Amid this regulatory reform – such as GDPR, MiFID II, EMIR, Basel III, Solvency II, and AIFMD – heightened enforcement, and increased investment, financial compliance professionals are in high demand to fill the specialist roles that have been created to maintain the integrity and stability of the financial sector.
Brexit and the pandemic
This trend has been perpetuated by another two major events in recent years: Brexit and the COVID-19 pandemic.
Britain’s departure from the EU led to an exodus of British firms to the continent. For example, Germany is experiencing a surge in investment from British businesses fleeing there post-Brexit to gain a foothold in the single market to ease the red tape burden – exposing them to new financial laws and regulations.

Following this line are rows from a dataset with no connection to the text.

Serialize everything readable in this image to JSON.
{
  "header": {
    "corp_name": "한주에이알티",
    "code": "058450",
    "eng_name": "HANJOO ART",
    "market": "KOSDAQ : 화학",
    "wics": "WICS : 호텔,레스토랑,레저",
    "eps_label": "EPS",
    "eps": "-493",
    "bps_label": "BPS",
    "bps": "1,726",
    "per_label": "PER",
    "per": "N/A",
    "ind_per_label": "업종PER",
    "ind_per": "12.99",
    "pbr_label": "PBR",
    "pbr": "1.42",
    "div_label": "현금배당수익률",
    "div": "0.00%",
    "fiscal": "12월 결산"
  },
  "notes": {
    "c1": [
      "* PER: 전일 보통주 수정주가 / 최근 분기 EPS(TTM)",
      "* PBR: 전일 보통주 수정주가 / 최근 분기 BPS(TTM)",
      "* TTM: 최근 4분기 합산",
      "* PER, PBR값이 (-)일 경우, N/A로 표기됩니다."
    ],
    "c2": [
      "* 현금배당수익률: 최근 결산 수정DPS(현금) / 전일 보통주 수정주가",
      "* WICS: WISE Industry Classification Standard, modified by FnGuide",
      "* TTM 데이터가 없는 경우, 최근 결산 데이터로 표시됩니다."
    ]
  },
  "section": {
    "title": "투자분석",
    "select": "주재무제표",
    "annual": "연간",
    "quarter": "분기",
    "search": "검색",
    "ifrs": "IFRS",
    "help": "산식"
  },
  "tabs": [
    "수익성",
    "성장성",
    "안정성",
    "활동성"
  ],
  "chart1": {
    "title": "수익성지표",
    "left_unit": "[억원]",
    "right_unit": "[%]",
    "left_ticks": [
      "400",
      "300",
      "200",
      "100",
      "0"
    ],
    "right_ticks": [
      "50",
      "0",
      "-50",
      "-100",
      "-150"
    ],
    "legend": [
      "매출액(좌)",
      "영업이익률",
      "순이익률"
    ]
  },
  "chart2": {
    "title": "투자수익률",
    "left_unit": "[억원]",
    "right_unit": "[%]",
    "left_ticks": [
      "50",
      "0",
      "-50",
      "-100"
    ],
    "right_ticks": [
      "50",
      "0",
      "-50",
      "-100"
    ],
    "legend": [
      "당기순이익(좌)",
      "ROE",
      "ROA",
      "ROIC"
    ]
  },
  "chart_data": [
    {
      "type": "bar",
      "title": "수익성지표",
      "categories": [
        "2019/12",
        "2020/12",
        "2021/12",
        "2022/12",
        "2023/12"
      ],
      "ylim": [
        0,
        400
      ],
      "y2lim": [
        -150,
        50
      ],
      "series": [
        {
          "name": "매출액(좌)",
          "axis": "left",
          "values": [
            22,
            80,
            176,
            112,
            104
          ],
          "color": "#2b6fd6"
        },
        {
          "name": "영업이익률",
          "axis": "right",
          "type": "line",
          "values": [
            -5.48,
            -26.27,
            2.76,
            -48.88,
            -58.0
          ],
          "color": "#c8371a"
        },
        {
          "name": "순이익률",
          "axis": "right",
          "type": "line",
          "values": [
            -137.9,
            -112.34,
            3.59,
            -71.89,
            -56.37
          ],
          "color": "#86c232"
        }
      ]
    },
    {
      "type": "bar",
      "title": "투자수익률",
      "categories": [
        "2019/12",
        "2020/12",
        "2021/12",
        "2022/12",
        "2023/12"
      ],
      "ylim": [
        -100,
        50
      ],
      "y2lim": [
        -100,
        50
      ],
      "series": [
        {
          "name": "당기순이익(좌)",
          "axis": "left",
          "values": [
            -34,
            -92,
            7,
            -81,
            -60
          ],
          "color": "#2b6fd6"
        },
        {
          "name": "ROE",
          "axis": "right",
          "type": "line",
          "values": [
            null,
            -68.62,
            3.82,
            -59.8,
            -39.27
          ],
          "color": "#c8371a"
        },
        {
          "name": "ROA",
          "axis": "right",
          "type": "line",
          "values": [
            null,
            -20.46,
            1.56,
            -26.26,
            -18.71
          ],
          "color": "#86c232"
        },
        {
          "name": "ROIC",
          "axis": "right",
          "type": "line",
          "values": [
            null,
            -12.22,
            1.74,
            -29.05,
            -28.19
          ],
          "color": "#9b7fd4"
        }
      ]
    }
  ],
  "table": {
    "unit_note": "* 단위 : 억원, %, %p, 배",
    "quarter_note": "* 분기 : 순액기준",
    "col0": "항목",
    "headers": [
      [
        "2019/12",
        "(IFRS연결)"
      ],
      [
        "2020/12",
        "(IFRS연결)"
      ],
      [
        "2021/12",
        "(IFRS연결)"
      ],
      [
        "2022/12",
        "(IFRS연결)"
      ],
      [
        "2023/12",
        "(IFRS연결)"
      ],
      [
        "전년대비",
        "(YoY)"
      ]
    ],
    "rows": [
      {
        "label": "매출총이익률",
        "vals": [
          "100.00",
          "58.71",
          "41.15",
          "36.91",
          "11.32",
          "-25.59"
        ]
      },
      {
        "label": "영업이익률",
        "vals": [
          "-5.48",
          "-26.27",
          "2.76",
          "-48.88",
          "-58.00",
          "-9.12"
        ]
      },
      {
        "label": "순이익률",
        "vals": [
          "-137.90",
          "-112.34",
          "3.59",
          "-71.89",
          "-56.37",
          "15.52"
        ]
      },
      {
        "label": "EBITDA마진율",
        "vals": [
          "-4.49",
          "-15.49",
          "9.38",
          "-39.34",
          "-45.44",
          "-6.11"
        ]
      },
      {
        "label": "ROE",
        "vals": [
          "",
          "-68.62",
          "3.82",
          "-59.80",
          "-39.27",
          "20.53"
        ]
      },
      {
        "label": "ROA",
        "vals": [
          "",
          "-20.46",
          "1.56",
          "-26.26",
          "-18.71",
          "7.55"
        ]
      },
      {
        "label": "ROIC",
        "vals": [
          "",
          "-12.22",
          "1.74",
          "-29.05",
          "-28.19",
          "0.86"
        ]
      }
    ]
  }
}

Meanwhile, the surge in the number of cyberattacks against financial institutions during the pandemic – 74% of banks and insurers experienced an increase in cybercrime – made ensuring compliance with data protection regulations like GDPR difficult. A subsequent increase in non-compliance risks in the financial sector prompted further investment in compliance functions.
Banks are publishing record numbers of risk and compliance jobs in the UK following the announcement of a flurry of regulatory initiatives and changes. According to research by global recruiters Morgan McKinley and data analysts Vacancysoft, banks published 850 risk and compliance vacancies in January 2022, 87.6% more than the same month in 2019.
The EU is overhauling key provisions in some existing regulations, including MiFID II and the Alternative Investment Funds Manager Directive. Meanwhile, significant new regimes such as the Markets in Crypto-Assets Regulation and the Corporate Sustainability Reporting Directive are due to be implemented in 2023 or 2024. The UK’s new Consumer Duty takes effect from July 2024, while the Financial Services and Markets Bill proposes notable regulatory changes.
To ensure their systems and processes keep pace with this dynamic regulatory landscape, many financial firms have split the responsibilities for financial crime and other conduct compliance areas into separate internal units – expanding the financial compliance job market in the process.
London is the biggest financial centre in Europe, but Germany is scoring highly in the post-Brexit popularity stakes, causing a surge in compliance opportunities. Frankfurt’s banking scene has experienced a boom since Britain’s exit from the EU after many big global banks chose Germany’s financial capital to house staff and assets as a consequence of Brexit – with dozens of institutions applying for German licences.
Banks that have increased their presence in Frankfurt – recently dubbed Bankfurt or Mainhattan, after the river Main that the city straddles – include Citigroup, JPMorgan, Standard Chartered and Goldman Sachs.
As the regulatory screw continues to be tightened across the financial services sector, organisations are acutely aware that a reactive approach to compliance exposes them to financial penalties and reputational damage. The subsequent need for a proactive strategy is causing demand for financial compliance professionals to outstrip supply, forcing organisations to compete for the best workers who increasingly recognise their market value.
If we take the average salary of a Compliance Manager as a gauge of the financial compliance pay scale across Europe, Holland comes out on top, closely followed by the UK: Holland €62,600, UK €60,800, Germany €58,700, Spain €49,100, France €48,400, Italy €46,900.
As the financial landscape continues to evolve, compliance professionals’ stock will continue to rise amid a realisation that it’s no longer possible for businesses to achieve their goals without operating legally and ethically.